Sunday, April 12, 2015

5 Ways for Effective B2B Marketing

This topic speaks truly to me: I have been working in sales & marketing operations in B2B companies for the past 4 years and I see B2B marketing failures and mistakes every day. In this post, I will dissect - based on what I have seen - the five most effective ways for B2B marketing from this D&B infographic.

In-Person Events

Nothing beats a face-to-face conversation and this is one tactic where B2B companies can greatly leverage and influence. Do you host marketing events and invite your clients and prospects? (example: Salesforce.com hosts Dreamforce every year in San Francisco and it is a blast every time, I'm going this year in September and I cannot wait to see what new features and products they are introducing)

Webinars

One step down from in-person events - lower cost, larger reach with lower lead conversion - is company-hosted webinars. Webinar is only a format, you can play with what you want to communicate to your target audience depending on the ask. Some of the examples that I have seen includes: inviting your customer to speak about how they use your product to prospects, topics around current events (e.g. online security software hosting a webinar on cyber security after the Sony hack).
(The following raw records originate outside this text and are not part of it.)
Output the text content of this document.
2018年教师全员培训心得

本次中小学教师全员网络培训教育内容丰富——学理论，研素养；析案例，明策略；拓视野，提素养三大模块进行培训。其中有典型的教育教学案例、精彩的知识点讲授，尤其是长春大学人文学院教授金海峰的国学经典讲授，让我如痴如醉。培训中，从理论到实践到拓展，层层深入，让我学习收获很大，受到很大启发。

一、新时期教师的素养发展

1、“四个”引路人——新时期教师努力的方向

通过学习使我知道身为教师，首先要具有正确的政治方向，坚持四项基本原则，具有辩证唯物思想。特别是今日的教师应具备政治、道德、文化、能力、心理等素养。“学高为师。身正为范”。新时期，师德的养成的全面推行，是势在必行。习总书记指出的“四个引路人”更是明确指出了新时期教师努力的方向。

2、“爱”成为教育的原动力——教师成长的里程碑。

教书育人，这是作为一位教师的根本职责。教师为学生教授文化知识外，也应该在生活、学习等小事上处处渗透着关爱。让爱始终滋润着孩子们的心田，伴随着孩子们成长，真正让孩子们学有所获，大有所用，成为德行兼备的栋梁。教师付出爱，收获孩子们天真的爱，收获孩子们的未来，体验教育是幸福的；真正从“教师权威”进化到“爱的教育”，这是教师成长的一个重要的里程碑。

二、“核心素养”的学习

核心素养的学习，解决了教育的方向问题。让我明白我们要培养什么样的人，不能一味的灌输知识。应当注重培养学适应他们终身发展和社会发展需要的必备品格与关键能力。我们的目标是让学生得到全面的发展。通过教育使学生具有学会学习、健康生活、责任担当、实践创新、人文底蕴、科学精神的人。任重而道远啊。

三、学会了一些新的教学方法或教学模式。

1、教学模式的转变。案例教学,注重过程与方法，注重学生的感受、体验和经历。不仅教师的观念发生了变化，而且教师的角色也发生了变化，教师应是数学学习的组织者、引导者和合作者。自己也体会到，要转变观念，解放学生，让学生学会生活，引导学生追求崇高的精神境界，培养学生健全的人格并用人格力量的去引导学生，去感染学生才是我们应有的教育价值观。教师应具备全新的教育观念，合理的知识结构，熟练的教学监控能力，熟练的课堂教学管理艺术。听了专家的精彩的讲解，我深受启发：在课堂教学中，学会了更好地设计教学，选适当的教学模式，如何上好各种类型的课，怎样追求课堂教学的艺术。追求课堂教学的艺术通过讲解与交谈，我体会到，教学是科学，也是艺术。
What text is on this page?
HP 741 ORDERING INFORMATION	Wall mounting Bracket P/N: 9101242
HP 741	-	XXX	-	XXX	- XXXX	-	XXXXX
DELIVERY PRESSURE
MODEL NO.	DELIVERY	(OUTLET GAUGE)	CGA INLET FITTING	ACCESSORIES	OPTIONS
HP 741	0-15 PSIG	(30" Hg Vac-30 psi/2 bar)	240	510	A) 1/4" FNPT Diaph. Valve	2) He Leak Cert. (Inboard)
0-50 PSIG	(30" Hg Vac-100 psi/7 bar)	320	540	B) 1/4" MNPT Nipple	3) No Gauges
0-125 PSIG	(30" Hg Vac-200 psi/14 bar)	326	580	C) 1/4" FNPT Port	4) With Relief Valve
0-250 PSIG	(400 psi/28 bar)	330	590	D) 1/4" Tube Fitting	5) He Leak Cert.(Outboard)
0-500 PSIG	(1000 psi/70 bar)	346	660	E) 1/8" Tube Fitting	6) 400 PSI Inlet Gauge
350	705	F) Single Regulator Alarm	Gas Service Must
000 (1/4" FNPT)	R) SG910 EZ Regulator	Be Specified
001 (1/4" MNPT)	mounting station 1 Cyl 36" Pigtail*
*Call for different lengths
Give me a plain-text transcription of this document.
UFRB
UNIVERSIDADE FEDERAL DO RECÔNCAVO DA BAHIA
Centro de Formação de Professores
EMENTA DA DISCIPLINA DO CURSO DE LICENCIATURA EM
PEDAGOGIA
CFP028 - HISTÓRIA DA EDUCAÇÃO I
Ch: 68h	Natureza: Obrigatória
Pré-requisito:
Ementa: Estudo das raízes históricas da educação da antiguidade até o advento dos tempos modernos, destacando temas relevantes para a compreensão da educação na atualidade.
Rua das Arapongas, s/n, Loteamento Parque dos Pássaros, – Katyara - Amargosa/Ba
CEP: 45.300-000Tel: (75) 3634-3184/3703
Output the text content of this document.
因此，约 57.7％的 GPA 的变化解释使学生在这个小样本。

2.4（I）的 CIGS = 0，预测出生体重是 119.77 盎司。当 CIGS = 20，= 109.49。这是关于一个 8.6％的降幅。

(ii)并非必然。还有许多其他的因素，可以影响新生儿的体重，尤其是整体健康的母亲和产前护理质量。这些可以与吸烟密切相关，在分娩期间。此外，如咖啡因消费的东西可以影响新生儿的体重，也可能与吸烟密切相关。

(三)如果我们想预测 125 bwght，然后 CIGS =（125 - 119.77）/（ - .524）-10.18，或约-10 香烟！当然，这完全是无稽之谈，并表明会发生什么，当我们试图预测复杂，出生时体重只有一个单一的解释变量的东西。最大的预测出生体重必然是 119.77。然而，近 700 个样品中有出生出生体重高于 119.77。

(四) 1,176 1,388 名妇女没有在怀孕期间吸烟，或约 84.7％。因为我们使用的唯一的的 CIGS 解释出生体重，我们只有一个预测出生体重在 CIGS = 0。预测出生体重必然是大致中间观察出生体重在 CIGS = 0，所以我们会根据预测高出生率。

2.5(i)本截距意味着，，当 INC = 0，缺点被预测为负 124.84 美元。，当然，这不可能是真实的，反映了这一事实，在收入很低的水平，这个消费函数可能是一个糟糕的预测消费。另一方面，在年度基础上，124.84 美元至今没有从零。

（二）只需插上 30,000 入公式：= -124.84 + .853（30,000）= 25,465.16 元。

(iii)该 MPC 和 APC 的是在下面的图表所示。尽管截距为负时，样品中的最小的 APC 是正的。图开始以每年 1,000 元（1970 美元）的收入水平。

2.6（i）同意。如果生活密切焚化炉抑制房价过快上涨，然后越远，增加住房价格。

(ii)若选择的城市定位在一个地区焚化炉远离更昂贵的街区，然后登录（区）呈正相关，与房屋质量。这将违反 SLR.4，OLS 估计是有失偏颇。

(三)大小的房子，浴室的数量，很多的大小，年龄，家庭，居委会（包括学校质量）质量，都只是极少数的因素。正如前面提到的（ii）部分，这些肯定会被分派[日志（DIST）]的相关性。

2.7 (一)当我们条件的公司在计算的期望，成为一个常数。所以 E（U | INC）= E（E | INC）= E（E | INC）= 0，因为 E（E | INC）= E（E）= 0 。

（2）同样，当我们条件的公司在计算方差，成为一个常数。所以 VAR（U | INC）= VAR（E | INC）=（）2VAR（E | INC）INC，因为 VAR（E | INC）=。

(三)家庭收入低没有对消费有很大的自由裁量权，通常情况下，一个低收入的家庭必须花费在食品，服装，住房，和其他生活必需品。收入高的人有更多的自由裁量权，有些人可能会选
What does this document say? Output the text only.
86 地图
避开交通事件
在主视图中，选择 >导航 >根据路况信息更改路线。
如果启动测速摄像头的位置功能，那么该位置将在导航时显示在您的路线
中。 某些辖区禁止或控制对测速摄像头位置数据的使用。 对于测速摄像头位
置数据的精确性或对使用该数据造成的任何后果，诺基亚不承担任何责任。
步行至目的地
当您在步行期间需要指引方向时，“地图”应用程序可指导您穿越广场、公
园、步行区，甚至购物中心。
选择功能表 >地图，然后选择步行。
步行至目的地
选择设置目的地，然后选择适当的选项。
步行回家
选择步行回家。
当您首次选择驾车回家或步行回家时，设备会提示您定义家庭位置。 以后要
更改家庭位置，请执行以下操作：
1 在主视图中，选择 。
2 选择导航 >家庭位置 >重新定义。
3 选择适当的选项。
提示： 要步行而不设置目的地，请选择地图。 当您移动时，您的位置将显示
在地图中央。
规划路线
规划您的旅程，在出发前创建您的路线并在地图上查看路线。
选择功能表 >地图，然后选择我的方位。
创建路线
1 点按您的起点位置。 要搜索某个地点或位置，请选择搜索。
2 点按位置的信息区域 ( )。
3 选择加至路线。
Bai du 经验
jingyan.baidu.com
Hubspot has a nice checklist of tasks that make your webinar great.

Videos

Instead of live events, videos that demonstrate how your product work in real life are even more affordable to produce, and very informative when the lead is just entering the top of the funnel. One thing to avoid though is rambling on and on about the technical specs with little or no mention of real life application. You want to make product videos thinking from the buyer's perspective, not simply to showcase how complex your product is - unless that is relevant to the decision maker. Even then, make it short and sweet.

Blogs

This should go without saying. Compared to whitepapers, blogs feel a tad more personal and gives you the option to read further into the company and its products after you get a feeling from videos and webinars. A well-maintained and curated company blog makes it stands out among competitors and educate potential buyers. 

Case Studies

Companies want to see how other similar companies use this product and what they say about it. Case studies are usually requested further down the sales conversation and the request in itself demonstrates great interest and intent from the buyer. Why do you want to waste your time reading another company's story if you are not considering buying? Therefore, getting great testimonials from your clients is very important. 
In fact, last month our company was able to seal a deal with a financial services company after we provided them with a list of clients within their vertical with similar revenue level. Sometimes, just the fact that others similar to your business is using the product is convincing enough.